This is the last of a three-part series. Click here for Part One, which lays out Parker Palmer’s description of how we “kill” people. Part Two talks about how anonymity fosters killing.
More than a decade ago, as I was just beginning to imagine shifting from “lawyer” to “pastor,” a fellow layperson dared to say some true words that I’ve never forgotten. He said I must pay more careful attention when someone spoke to me. “What?” I said (because I hadn’t been listening very well). He explained that sometimes, when he was speaking to me, it felt like I was distracted, looking for someone else, someone more important. “What I’m getting from you is thinly veiled contempt,” said this fellow lay leader.
I was shocked.
I did not feel contempt for this man; I respected and valued him, his ministry, and his friendship. Had I really done that, even to him? And if to him, what about others with whom I had less connection, less history?
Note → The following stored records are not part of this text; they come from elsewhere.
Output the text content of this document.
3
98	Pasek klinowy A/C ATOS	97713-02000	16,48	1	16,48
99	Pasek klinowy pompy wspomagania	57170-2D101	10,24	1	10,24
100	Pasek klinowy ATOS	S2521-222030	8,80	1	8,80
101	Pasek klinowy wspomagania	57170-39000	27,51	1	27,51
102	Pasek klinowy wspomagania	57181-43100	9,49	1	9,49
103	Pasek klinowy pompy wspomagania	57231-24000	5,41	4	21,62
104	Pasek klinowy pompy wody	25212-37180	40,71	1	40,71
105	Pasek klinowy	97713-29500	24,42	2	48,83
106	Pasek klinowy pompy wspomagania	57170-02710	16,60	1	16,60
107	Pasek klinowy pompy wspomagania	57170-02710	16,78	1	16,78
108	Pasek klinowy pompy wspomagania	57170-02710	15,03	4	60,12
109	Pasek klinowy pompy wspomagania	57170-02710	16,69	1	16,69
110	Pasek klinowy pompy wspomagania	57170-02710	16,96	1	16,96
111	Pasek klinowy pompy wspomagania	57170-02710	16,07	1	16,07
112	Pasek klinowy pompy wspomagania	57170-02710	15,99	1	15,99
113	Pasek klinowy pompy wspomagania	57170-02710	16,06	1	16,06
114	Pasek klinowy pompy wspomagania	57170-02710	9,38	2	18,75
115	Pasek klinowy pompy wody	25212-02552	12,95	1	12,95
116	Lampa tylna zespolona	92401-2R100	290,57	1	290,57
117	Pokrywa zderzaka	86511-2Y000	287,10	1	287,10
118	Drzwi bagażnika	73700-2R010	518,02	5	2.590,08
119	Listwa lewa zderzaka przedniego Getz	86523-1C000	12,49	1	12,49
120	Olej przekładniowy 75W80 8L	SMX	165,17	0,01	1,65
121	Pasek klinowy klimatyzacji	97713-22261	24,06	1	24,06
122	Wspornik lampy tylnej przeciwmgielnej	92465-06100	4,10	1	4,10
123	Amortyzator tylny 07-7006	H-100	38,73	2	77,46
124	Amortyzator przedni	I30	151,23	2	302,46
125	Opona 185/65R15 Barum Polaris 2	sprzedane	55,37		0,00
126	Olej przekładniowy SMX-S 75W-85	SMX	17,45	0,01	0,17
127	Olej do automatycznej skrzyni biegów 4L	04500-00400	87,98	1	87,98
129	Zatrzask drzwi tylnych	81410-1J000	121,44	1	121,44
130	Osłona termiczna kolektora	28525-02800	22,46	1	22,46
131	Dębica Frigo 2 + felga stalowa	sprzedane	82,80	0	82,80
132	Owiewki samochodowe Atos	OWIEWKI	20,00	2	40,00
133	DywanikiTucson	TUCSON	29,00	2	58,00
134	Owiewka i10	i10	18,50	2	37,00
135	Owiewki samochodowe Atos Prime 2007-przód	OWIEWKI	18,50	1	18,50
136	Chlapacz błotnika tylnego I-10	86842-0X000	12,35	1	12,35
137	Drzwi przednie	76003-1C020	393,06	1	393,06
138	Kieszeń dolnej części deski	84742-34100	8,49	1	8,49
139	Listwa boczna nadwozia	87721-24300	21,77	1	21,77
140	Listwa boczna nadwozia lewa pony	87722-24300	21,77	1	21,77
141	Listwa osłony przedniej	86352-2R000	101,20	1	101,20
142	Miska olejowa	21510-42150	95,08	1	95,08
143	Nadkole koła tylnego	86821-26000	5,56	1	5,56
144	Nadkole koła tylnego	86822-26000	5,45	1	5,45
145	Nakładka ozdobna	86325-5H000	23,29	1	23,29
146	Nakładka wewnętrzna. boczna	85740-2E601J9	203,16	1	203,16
To use Parker Palmer’s metaphor, I think I was killing them off. Rendering them irrelevant, with a word or a glazed expression, because I had more important people to talk to, more urgent things that needed my valuable attention. I’ve always appreciated my friend’s well-placed words. (Iron sharpens iron, right?)
(Perhaps you, reading this, think “Yes, and she still does that”; if so, please tell me! Even so, I hope you can appreciate that I’ve really tried to be truly present, even amid the bustle and distractions of a busy room full of dear people. I truly am better about this than I ever would have been if my friend hadn’t said what he did.)
A lot of “killing” goes on in churches. It happens in that way we overlook one another. It happens more insidiously, when we give up on having good relationships with the persons who go to church with us. How many times do we settle for indifference or, say, thinly veiled contempt that arises out of some real or imagined disagreement or slight from months ago—or perhaps years? Or maybe we have the impression that they think they’re better than we are, so we don’t talk to them, so they think we are mad at them, and so on.
I do violence to another person—I kill her off!—when I can’t meet her eyes, when I complain about her behind her back, when I render her irrelevant with a phrase of dismissal or diminution.
Of course there are many more ways we “kill” one another in church. People’s lives are ravaged by sexual (and other) misconduct perpetrated by pastors and other persons they encounter in church. Too often, that wounding continues when the church’s response is meager and mistrusting. We “kill” our LGBTQIA siblings when we do not welcome their gifts and their ministry in our midst, and when we are complicit in systems that silence their voices and push them out. Some traditions similarly “kill” women with theologies that render our leadership illegitimate.
Let’s stop the killing. The institutional kind and the interpersonal kind, both. I can’t fix all the traditions and institutions that I’m not part of, but I can try to live consistent with an arc that bends toward justice for all.
And in the places I can make a difference? Truly, I want all of them to be no-kill zones. The church seems like a good place to start. Will you join me?